The idea is that when a user asks their personal AI agent, or 'R2D2', to find information about a brand, a restaurant, or a software package, the AI retrieves the information while maintaining the user's privacy. This concept aligns with the vision behind existing AI assistants such as Alexa, Siri, and Google Assistant. However, with the anticipated advancements in language capabilities, these AI agents will become even more effective and integrated across devices.
Each company will compete to maintain a direct relationship with the consumer. The overlap here is fascinating due to the potential benefits of having one personal AI that manages all privacy concerns. This issue of privacy is particularly pertinent. A recent discussion with an attorney specializing in data privacy raises the possibility of regulators enacting legislation that mandates a simple command to an AI to protect privacy and cease all tracking or sharing of information. This could fundamentally alter traditional tracking and behavioral targeting methodologies, allowing entities to distinguish themselves as privacy advocates by empowering their AI systems to protect user information fully.
This scenario opens up exciting possibilities for how these AIs will evolve and the potential for personal AI services to become an integral part of our daily lives. As AI continues to evolve, integrating AI into our daily lives seems inevitable (Kurzweil, 2005). This shift towards personal AI services underscores the importance of understanding and adapting to these technological advancements, particularly for those engaged in technology, data, and AI.
In conclusion, the world of AI is evolving rapidly, with several critical developments predicted to occur in the next 12 to 18 months. The efficiency of AI at work, prompt inversion, AI model convergence, the explosion of conversational UIs, and the rise of personal AI are all aspects of AI that are set to become more integrated into our daily lives.

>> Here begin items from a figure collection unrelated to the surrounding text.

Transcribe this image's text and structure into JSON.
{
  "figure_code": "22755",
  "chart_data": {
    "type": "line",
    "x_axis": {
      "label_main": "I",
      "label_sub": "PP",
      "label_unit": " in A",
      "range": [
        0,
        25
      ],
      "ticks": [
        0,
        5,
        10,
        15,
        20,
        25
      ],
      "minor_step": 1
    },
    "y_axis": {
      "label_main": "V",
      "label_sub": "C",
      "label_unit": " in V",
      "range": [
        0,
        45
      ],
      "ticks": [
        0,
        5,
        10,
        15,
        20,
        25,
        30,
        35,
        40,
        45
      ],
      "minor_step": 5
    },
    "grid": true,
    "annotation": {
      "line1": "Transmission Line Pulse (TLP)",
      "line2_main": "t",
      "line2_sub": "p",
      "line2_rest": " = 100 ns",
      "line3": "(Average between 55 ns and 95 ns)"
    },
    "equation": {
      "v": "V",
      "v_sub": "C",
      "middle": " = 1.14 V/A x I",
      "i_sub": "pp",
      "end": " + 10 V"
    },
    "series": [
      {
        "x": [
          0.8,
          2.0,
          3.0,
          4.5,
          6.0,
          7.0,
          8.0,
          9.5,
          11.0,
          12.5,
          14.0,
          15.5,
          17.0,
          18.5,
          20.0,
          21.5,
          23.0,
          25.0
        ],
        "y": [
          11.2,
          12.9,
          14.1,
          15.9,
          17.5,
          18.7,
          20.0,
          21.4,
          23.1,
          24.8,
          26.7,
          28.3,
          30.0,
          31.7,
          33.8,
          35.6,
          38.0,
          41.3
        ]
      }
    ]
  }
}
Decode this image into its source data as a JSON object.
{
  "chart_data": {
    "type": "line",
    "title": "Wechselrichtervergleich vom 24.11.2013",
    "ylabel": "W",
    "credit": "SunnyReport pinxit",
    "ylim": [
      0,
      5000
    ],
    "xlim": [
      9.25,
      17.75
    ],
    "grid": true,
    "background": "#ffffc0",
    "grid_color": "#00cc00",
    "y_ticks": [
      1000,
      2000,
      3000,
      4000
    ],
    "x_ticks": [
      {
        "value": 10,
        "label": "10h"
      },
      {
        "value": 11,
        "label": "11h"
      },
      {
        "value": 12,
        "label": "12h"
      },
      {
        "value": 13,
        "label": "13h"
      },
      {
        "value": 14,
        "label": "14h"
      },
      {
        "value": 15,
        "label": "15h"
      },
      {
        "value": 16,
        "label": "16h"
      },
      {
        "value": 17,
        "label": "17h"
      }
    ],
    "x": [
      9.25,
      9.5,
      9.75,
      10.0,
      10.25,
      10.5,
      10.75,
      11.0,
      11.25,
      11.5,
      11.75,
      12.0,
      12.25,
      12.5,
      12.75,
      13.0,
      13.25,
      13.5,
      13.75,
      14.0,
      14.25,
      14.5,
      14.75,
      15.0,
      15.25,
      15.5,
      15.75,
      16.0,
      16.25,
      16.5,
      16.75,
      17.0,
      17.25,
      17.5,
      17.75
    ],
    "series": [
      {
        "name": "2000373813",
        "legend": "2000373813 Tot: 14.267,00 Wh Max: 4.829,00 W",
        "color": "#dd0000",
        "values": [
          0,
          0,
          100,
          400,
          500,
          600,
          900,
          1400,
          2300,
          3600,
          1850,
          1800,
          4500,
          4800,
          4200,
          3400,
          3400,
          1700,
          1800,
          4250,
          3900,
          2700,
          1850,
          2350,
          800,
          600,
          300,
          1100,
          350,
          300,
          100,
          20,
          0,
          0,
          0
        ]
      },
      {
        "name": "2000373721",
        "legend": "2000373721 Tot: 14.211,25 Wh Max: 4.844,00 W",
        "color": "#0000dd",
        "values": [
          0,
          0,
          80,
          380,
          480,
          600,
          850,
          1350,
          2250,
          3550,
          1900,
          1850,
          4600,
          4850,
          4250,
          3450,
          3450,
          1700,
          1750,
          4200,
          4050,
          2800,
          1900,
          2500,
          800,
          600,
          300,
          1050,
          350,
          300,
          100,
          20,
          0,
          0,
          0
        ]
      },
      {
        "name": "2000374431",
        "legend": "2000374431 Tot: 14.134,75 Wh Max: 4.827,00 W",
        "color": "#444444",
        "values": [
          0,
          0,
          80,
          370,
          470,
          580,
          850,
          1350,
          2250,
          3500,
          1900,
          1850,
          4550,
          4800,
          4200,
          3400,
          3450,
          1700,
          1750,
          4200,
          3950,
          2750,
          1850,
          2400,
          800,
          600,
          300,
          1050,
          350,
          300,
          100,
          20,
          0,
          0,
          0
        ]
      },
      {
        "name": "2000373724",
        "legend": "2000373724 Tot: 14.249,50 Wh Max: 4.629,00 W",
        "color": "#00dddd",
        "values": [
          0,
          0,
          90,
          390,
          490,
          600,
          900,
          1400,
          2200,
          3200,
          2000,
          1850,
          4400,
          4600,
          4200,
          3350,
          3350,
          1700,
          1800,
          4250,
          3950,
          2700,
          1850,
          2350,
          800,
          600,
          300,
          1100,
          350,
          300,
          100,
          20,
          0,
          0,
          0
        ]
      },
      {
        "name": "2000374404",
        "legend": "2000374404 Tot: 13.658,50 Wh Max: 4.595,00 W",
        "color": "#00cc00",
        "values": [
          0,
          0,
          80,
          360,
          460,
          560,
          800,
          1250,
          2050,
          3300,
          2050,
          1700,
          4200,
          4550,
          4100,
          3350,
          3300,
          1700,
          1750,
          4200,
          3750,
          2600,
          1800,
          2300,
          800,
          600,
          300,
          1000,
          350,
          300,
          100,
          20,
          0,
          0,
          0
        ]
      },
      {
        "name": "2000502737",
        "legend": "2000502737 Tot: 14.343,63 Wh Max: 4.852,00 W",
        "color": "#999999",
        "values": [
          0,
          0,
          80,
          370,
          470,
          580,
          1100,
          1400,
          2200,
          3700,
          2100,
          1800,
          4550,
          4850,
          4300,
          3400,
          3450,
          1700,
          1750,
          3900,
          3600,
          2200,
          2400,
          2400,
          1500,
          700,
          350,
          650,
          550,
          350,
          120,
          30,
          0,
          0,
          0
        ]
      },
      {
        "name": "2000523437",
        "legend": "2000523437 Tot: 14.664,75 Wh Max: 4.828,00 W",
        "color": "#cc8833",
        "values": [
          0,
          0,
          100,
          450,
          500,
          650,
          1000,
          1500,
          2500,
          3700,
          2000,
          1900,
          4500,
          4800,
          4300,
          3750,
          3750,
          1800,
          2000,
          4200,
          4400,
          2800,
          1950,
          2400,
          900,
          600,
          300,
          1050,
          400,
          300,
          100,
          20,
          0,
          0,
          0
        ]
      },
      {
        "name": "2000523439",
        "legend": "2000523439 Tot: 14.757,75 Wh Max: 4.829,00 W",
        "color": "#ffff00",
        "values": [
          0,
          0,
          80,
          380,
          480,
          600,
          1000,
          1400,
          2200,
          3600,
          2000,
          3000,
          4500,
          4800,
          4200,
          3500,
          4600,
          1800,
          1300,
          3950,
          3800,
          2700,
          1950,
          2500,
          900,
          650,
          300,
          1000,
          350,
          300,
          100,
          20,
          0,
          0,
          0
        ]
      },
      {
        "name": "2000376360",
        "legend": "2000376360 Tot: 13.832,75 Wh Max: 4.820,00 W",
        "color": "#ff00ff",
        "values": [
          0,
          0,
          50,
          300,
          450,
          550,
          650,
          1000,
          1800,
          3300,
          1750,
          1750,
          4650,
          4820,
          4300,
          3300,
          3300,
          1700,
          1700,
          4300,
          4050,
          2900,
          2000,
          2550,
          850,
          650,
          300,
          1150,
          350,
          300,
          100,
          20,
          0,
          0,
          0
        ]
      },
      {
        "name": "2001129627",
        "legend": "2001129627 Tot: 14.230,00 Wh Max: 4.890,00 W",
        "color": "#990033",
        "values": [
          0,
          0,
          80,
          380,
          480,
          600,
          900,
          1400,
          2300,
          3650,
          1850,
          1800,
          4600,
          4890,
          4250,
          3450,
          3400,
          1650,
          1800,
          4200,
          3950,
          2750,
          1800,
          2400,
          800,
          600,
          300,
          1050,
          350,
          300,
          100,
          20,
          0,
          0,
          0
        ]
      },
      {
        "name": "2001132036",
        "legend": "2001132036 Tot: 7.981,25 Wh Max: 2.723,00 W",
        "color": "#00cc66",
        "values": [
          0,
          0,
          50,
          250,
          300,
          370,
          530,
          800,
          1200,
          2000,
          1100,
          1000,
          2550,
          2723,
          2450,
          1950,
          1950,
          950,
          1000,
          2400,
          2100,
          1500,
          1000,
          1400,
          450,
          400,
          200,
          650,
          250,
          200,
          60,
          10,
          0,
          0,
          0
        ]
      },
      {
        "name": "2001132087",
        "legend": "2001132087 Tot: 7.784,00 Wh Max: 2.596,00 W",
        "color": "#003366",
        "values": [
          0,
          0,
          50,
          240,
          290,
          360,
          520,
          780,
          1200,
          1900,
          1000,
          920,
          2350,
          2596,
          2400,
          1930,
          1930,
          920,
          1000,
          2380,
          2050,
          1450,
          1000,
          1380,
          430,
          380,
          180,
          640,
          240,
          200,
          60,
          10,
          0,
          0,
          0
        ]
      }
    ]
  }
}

The potential for AI to increase workplace efficiency is particularly promising, as is the prospect of AI prompting humans to complete tasks rather than vice versa. Furthermore, as AI models converge in their language understanding, the focus will shift to multi-modalities, opening up new possibilities for AI interaction. The rise of conversational UIs could revolutionize our engagement with software and brands, while personal AI services could offer new levels of convenience and privacy protection.
These developments are not just possibilities but inevitabilities in the progression of AI. The challenge lies not in predicting if they will happen but in understanding how they will unfold and how best to leverage them in business and marketing.